O jornalismo era uma paixão. E os louros não se fizeram esperar: Rúben chegou a receber um grande prémio de jornalismo de rádio. Na altura, o órgão de comunicação social disse que ia estar atento ao seu trabalho para o caso de precisarem de alguém. “Acontece que nessa redação já entrou e saiu muita gente e nunca mais disseram nada”, conta. “Só queria que me dessem uma oportunidade. Mas as redações funcionam a contra-relógio e sei que o facto de ser mais demorado a escrever iria ser um problema.” O jornalismo ficou pelo caminho e sem data prevista de retorno. Mas com a morte de uma paixão, eis que nasceu outra. Rúben Portinha é músico. Toca em vários sítios, tem dois álbuns e também colabora com outros artistas. Vive com a namorada e pensa em ter pelo menos um filho no futuro.
Acreditar, lutar e vencer “Sou um lutador”. É assim que Daniel Colaço, de 23 anos de idade e natural do Barreiro, se define. É surdo. Também no seu caso o apoio da educação especial foi crucial no para estimular o desenvolvimento. “Deu-me apoio para a tradução de intérprete de Língua Gestual Portuguesa, com o objetivo de ser uma ponte de comunicação entre alunos surdos e professores”, disse (...). E mesmo que o mundo seja mais calado, “não ser capaz” nunca foi uma opção. “Sinto que tenho capacidade para poder fazer aquilo que quero”. Daniel Colaço sempre pensou em continuar a estudar e frequentar o ensino superior “para ser um bom profissional” das áreas que escolheu: a informática e as novas tecnologias. Mas admite que não tem sido fácil. “Lutei muito pelo caminho da minha vida até agora e nunca deixei de perder. Um surdo é capaz de ter a capacidade para chegar ao ensino superior. O meu sonho também passava por usar o traje académico e ter a vida de um universitário.” O jovem estudante da Escola Superior da Tecnologia do Barreiro mora com os colegas, mas aos fins-de-semana na altura das férias vai para Brinches, no concelho de Serpa, onde os pais vivem. Considera que hoje em dia o mercado de trabalho está mais atento à inclusão e por esse motivo mais acessível. Mas ainda existem barreiras. Diz ser necessária mais “divulgação e sensibilização para a inclusão” e mostrar exemplos concretos de pessoas com algum tipo de deficiência que chegaram ao ensino superior e conseguem ser independentes. Para uma maior integração, defende que a língua gestual seja ensinada em todas as escolas. “O objetivo é que no futuro os ouvintes possam comunicar com mais facilidade com as pessoas surdas”. Mas se a comunicação já é difícil, com a pandemia de covid-19 ficou ainda mais – uma vez que as máscaras se tornaram numa barreira impenetrável para Daniel Colaço, que assim não consegue ler os lábios das pessoas com quem interage.

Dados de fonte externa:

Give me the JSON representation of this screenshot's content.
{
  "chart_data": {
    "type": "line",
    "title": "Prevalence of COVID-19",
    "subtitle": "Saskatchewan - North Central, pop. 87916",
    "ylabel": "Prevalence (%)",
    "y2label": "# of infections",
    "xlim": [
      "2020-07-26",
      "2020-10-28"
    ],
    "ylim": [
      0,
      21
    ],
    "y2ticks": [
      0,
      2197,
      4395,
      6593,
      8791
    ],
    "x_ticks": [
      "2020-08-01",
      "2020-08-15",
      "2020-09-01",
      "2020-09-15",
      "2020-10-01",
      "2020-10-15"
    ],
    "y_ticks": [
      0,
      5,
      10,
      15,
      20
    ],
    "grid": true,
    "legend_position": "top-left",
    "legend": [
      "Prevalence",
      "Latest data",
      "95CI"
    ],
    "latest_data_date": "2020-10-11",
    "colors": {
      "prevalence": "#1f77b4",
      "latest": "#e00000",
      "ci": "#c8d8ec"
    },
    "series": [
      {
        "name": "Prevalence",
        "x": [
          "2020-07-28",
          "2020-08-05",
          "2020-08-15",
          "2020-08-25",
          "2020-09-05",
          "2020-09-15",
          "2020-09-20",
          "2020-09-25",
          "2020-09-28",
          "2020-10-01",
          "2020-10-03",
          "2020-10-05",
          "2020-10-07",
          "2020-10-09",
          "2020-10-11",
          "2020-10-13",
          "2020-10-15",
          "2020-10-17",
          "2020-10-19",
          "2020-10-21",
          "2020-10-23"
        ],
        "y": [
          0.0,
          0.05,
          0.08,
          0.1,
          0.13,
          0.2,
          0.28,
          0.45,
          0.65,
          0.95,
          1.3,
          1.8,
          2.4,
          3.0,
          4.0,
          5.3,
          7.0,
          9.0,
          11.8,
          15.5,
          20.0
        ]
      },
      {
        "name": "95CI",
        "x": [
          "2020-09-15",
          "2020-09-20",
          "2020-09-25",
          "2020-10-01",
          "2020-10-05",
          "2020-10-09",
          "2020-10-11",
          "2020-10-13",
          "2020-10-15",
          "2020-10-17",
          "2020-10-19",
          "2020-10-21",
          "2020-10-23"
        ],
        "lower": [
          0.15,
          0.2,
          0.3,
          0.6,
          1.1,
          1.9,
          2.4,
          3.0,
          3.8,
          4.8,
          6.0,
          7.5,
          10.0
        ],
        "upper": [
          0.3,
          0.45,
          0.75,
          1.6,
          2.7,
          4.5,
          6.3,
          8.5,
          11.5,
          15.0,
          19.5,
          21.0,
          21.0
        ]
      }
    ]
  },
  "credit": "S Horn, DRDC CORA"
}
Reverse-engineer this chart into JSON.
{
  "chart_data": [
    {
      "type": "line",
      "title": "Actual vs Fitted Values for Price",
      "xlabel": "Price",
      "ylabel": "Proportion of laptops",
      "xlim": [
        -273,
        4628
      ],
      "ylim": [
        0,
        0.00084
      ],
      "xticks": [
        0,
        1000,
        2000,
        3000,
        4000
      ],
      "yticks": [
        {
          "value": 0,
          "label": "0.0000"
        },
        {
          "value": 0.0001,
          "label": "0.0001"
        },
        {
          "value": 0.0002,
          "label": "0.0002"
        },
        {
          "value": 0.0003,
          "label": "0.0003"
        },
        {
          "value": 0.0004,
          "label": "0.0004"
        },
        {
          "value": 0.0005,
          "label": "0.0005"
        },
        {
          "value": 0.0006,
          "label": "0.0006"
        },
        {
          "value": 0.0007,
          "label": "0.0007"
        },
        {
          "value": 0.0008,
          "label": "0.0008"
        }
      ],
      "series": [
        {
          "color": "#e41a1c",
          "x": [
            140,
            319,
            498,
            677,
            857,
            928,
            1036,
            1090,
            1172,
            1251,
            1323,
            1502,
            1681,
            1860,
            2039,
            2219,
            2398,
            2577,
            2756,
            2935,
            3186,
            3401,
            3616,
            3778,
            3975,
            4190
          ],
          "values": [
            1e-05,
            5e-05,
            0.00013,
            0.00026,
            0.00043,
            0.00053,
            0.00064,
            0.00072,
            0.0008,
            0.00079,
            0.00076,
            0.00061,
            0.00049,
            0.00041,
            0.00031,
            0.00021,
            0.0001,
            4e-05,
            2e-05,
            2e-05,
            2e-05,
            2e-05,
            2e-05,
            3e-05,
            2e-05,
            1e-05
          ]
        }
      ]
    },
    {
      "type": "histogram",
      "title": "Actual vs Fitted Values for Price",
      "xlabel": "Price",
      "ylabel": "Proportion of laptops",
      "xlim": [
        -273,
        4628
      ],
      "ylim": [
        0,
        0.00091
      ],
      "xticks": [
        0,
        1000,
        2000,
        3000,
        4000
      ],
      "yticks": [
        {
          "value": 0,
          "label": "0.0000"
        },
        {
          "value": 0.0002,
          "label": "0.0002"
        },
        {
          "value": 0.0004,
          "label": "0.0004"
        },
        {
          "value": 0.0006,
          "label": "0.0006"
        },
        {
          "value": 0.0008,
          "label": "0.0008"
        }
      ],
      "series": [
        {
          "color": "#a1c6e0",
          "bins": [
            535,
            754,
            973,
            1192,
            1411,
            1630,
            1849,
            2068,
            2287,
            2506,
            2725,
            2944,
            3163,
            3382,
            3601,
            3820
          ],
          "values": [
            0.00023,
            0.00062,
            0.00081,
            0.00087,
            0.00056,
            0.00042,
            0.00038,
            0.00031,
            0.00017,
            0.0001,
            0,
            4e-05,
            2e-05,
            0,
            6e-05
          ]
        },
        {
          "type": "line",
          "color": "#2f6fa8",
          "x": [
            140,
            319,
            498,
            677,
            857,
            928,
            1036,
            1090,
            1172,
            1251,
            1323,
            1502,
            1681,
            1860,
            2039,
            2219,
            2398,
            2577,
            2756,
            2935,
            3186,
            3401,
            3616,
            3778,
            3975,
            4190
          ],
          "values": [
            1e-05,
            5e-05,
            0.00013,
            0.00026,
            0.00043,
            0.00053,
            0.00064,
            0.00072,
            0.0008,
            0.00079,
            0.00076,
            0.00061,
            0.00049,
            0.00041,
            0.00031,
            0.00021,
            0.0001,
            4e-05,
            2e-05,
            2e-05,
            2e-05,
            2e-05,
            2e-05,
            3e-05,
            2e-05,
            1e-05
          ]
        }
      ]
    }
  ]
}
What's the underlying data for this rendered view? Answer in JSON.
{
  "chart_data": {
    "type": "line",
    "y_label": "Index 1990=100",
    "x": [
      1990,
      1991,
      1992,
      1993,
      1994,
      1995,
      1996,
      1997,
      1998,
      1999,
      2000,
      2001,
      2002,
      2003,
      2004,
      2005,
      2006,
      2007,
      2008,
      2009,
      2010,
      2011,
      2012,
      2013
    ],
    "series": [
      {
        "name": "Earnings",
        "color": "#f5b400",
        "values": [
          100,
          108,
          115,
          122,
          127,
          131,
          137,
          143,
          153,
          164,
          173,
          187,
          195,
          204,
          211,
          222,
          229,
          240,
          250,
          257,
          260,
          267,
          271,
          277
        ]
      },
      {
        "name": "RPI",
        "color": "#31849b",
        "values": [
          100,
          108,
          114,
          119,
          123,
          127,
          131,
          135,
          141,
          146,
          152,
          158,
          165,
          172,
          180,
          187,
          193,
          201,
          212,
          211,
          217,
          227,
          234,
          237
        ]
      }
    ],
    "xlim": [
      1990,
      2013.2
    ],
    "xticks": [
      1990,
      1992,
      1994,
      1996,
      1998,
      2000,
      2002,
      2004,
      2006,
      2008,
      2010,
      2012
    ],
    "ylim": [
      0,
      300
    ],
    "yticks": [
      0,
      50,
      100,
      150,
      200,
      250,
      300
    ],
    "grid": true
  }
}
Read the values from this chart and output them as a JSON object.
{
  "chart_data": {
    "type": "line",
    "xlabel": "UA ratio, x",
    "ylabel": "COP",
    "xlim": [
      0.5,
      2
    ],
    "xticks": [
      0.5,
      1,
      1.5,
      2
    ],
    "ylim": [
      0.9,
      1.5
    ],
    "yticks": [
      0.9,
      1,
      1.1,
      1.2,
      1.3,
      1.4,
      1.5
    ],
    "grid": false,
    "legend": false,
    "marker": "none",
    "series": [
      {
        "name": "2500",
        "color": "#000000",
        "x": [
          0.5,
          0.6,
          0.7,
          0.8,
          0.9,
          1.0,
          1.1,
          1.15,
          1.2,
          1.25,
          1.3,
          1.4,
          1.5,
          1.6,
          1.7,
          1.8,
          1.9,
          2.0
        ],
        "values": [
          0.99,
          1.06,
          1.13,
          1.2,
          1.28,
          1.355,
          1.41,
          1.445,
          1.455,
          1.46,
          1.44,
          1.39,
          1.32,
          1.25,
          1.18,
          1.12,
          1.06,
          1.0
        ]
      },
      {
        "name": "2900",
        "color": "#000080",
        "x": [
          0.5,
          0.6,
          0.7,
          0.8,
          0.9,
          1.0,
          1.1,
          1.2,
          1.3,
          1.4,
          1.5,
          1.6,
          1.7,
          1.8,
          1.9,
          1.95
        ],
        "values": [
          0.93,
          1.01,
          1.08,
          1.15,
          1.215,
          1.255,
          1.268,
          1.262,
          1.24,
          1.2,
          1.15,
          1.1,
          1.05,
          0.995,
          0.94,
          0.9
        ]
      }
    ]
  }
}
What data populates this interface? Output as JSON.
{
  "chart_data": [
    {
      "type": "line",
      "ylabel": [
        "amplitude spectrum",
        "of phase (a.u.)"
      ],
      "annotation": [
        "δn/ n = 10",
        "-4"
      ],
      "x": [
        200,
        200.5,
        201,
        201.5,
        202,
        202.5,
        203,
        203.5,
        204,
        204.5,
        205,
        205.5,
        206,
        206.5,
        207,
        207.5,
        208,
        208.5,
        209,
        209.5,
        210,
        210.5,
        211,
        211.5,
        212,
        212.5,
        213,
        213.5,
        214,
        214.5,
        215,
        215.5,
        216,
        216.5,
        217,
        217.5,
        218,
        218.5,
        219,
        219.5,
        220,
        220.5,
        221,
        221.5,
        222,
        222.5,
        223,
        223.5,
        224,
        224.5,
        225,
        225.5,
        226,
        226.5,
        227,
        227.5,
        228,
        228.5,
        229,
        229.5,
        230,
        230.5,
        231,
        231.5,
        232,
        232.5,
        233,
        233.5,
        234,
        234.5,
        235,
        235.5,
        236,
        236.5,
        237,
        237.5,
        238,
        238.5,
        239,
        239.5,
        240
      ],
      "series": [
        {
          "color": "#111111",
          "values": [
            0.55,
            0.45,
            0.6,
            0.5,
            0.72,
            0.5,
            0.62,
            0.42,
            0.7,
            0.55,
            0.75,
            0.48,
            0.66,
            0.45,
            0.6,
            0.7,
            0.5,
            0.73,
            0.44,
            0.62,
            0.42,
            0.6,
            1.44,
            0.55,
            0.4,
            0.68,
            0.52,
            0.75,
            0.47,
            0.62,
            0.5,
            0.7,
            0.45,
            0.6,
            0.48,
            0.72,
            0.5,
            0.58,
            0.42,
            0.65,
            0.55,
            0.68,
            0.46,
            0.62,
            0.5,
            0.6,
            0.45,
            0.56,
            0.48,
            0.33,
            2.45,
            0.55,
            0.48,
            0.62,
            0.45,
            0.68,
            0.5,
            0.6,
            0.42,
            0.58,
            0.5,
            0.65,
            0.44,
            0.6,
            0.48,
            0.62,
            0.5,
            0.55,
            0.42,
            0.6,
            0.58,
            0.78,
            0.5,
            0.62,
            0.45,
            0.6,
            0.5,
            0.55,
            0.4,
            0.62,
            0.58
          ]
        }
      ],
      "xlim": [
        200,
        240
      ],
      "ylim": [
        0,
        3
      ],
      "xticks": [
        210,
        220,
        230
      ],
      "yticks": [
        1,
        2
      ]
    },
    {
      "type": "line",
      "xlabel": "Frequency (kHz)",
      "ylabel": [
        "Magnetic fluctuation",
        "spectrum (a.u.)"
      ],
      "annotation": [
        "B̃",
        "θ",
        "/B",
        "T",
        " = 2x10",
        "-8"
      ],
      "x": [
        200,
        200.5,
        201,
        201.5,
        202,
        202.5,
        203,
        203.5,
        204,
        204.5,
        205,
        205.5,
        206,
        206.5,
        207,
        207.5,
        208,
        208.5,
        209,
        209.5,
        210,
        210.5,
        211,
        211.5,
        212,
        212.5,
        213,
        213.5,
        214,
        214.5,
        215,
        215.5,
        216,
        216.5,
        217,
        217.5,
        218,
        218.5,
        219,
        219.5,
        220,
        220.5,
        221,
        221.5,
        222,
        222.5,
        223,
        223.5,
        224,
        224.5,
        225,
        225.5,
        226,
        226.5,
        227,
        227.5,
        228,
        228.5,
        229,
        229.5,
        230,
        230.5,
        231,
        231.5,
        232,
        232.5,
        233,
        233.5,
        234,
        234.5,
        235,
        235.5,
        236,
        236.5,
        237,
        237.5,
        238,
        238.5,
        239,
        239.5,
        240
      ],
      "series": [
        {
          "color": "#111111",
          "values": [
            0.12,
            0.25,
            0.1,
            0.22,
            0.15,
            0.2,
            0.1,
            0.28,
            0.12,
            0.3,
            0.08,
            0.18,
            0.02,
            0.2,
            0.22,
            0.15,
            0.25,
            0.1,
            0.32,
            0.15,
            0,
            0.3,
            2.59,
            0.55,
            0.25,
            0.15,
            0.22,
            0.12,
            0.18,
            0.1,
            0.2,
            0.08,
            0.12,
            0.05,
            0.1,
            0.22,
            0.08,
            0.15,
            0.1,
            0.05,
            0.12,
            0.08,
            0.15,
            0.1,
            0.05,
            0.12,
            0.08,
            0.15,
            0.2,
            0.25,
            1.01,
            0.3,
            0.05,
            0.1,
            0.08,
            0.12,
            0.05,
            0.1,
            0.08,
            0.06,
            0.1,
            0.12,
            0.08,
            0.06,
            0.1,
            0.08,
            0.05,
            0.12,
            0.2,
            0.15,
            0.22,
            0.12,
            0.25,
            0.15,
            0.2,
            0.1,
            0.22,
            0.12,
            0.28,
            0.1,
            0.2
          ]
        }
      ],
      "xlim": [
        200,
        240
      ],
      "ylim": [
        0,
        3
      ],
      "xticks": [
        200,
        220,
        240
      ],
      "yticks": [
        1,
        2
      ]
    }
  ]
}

O seu sonho, partilha, é receber o diploma de licenciatura, conseguir um bom emprego e construir uma família. E deixa um recado: “Todos os jovens e adultos são capazes de fazer a vida que sonham. Não podem desistir. Não podem achar que não são capazes. Cada pessoa tem um diferente caminho de vida. É preciso confiar e ter coragem”.